Ignoring my rapidly growing hunger pangs, I continued wandering through the tangle of residential streets, looking for the former Benedictine Monastery, Monastero dei Benedettini, which is now used by Catania’s university. I had been told that it offered an excellent view of the city.
On my way back to the Piazza del Duomo, I came across the Odeon, a partially excavated 2nd century CE theater, which held 1500 spectators.
Another new discovery lay just a few streets beyond the Odeon. The Baroque era Via dei Crociferi led into the Piazza dei San Francesco d’Assisi. The small but charming piazza was surrounded by ornate churches and palazzos from the 18th and 19th centuries.
And much to my surprise, I was just a few blocks west of the Piazza del Duomo. I soon was trudging back up Via Etnea, stopping to take photos of the Piazza Universita in the sunshine.
The noon bells were ringing when I approached Collegiata Basilica. I had just enough time to rush inside and snap a quick photo of the fercolo, the silver carriage used to carry a statue of St. Agatha in the annual procession honoring the saint.
Continuing on my way, I was pleased to get a decent photo of the Bellini monument in the Piazza Stesicoro.

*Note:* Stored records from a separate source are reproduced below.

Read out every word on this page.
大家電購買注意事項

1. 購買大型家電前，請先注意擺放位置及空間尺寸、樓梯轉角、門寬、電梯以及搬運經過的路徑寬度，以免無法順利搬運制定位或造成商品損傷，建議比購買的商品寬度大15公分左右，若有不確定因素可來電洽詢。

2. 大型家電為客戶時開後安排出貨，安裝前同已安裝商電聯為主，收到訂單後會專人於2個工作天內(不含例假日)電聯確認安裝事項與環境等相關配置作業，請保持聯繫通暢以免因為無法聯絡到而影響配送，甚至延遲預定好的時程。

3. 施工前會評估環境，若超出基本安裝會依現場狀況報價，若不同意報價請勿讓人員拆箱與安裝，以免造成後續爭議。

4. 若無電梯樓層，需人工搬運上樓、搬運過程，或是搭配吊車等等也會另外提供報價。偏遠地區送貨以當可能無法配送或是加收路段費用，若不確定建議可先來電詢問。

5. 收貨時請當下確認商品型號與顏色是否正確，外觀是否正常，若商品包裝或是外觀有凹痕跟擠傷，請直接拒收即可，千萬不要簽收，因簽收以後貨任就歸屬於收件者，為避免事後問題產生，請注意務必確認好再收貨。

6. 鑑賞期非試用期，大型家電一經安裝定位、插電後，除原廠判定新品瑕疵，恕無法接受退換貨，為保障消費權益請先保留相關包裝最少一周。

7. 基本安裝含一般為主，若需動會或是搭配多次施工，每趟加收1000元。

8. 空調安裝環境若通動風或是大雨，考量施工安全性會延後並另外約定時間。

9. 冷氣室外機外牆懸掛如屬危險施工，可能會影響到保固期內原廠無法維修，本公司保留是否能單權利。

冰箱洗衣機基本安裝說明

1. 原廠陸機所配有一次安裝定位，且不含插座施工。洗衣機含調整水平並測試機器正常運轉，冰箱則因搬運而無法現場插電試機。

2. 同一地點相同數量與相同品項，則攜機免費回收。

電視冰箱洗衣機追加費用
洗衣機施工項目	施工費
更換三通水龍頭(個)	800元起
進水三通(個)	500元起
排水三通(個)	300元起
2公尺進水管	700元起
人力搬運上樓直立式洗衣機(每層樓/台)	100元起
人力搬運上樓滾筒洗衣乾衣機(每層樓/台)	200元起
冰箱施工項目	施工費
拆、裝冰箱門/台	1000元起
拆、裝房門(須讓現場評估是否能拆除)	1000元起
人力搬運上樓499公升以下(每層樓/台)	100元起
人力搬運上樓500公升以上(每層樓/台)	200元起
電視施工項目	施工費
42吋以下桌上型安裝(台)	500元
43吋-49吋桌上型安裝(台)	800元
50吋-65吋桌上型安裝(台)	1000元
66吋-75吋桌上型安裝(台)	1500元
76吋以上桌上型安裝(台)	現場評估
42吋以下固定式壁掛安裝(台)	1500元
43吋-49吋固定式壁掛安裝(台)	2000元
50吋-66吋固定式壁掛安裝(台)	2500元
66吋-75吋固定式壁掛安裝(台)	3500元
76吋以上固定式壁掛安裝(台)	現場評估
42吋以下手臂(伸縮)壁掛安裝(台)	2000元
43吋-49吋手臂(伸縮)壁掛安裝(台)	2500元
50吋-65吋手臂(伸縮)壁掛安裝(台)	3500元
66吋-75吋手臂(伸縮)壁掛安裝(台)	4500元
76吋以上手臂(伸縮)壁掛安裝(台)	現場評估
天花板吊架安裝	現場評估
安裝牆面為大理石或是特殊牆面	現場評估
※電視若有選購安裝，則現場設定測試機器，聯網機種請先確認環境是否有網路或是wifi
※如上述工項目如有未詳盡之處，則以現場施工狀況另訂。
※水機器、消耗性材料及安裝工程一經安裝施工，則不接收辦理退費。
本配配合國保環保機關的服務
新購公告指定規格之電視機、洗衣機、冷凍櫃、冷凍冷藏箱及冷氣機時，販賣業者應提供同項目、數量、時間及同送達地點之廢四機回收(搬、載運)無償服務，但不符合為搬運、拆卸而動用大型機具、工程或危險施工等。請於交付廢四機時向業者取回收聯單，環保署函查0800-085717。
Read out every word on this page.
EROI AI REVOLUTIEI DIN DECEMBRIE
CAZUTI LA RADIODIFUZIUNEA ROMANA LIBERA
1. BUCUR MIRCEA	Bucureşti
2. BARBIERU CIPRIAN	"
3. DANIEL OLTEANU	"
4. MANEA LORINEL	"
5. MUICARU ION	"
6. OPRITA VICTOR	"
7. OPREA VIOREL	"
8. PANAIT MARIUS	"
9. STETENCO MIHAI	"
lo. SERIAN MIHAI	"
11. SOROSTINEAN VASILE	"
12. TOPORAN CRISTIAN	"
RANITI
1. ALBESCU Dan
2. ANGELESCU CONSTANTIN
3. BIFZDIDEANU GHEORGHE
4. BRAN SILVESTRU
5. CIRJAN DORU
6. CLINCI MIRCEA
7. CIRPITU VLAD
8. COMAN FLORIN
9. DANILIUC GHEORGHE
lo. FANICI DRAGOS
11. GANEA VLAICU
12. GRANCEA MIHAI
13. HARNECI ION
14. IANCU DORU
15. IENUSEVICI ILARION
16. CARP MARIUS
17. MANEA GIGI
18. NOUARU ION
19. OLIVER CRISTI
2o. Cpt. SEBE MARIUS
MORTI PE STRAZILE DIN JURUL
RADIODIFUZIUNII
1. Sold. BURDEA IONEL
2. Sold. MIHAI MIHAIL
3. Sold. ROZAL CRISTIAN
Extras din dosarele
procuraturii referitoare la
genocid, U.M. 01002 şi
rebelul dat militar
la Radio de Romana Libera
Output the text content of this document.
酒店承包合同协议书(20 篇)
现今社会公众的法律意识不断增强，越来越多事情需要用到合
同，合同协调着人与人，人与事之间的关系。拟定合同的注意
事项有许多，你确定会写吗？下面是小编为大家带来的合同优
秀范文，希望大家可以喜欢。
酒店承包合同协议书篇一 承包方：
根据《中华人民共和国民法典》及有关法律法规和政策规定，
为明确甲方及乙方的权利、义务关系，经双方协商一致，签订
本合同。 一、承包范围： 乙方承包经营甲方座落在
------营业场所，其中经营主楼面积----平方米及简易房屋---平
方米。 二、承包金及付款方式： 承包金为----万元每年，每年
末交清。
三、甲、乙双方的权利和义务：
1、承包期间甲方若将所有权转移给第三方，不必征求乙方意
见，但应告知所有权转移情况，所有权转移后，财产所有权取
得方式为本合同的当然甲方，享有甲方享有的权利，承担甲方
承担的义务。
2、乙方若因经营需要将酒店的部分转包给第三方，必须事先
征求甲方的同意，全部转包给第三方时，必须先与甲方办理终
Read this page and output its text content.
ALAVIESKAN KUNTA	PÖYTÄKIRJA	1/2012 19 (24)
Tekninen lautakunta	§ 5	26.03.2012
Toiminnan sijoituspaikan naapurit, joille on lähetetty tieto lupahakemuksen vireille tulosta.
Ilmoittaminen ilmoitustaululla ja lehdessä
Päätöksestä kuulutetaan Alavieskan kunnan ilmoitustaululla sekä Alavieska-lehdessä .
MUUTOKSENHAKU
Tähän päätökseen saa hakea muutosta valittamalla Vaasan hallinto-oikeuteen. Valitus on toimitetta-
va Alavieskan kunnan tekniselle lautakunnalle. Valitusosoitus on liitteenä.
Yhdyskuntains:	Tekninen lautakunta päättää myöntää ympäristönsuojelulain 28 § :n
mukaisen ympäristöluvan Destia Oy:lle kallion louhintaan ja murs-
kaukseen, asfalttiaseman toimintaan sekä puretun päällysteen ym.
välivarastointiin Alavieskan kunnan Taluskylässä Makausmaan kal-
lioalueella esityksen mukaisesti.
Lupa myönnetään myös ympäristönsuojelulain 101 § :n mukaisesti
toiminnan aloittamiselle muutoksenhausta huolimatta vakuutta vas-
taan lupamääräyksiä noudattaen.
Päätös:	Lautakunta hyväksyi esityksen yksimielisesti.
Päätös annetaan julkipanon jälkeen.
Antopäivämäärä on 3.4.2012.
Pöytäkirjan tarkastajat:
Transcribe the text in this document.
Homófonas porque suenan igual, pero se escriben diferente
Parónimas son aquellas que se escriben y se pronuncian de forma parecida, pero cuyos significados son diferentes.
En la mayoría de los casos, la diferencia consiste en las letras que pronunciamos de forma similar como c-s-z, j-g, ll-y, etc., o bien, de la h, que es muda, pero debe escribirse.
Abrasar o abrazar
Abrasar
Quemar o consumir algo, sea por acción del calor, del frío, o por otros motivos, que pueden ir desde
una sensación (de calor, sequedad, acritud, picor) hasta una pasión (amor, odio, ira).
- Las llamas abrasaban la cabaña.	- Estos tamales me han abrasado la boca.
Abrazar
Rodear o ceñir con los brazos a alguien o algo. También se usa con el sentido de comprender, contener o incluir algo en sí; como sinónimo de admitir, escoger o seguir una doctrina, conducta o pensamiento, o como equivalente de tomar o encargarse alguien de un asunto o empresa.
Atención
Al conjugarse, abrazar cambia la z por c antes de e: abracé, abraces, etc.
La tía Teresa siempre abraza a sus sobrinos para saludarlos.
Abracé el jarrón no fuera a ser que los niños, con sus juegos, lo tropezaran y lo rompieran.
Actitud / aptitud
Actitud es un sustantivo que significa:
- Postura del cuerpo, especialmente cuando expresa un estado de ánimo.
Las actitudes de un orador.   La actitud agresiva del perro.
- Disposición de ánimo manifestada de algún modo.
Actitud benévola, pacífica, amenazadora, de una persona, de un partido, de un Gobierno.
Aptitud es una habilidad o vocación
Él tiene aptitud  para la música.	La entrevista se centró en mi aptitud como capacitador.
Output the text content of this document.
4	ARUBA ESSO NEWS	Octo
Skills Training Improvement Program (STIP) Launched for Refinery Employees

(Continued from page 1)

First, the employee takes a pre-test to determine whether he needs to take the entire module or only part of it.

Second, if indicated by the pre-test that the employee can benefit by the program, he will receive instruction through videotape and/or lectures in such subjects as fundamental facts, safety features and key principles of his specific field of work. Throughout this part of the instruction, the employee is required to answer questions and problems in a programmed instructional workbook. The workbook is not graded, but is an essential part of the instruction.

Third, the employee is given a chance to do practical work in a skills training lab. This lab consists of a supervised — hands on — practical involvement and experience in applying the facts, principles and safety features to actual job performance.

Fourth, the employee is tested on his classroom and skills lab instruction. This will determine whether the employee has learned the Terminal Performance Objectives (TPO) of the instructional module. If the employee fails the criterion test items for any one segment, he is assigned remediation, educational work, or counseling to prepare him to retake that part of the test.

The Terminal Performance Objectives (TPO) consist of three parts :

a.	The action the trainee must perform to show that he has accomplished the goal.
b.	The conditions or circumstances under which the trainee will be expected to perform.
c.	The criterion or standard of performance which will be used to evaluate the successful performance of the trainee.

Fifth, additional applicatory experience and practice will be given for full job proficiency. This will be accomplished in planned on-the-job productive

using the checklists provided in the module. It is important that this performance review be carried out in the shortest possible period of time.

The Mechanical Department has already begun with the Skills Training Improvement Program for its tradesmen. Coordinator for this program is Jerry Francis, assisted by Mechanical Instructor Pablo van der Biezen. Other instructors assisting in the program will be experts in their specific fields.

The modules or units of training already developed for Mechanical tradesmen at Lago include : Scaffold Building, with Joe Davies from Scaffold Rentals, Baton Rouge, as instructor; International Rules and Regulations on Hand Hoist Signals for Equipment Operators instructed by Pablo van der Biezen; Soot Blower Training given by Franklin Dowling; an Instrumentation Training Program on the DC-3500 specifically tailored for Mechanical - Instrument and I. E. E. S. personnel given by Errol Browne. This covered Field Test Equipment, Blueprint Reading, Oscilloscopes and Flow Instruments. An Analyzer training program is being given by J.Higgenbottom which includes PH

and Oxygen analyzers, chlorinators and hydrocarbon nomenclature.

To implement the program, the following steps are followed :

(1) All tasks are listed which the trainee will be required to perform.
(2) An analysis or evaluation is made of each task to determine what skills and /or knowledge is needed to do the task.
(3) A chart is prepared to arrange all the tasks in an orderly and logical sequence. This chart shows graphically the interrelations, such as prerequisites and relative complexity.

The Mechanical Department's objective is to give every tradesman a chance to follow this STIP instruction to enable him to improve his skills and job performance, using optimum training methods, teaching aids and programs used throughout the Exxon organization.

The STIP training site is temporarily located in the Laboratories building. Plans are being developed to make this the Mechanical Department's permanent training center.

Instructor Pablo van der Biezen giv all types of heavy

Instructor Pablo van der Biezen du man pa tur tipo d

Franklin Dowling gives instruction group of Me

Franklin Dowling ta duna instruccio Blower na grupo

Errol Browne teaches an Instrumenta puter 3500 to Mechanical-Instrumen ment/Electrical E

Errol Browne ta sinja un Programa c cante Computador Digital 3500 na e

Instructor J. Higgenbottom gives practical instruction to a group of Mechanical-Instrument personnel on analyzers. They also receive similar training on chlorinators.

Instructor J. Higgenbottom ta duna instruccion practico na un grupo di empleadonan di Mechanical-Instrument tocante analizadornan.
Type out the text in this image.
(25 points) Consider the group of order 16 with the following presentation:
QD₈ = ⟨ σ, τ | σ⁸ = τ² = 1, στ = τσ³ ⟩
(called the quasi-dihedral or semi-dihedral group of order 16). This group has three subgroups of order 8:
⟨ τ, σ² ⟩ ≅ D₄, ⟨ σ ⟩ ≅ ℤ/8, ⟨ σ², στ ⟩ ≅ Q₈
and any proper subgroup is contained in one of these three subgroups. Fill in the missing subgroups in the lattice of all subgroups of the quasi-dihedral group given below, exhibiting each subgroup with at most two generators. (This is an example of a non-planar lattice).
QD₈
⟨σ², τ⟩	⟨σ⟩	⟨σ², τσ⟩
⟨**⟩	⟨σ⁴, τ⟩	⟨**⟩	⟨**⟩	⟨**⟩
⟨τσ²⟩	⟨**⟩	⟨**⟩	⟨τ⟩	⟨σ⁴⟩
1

By this point, I’d been walking for nearly four straight hours and I had worked up quite an appetite. Since I had done some strategic planning for my walk, I wasn’t far from Café Spinella, right on Via Etnea. I sat myself down at an outdoor table and ordered some classic Sicilian street food: a spinach arancini (the size of a softball on steroids, with a crunchy deep-fried exterior and a creamy mixture of rice, cheese, ham and spinach inside) and schiaciatta a la Norma (with a filling of eggplant, tomato, basil and cheese oozing out of the dough).
I briefly considered gelato, but I was too stuffed. All I could think of was taking a siesta back at the hotel before I faced the unenviable chore of packing.
Darkness had fallen when I walked to via Filomena one last time in search of a light dinner.
When I woke up the next morning, I wasn’t ready to leave yet. The sky was blue once again. The sun was shining. I lingered over my cappuccino and mini-cannoli, knowing that in a few short hours, I would be on my way to the airport for my flight home. There was time, however, for a quick walk around the neighborhood.
And then it was time to say Arrivederci, Sicilia. Mi manchi gia.(Goodbye, Sicily. I miss you already.)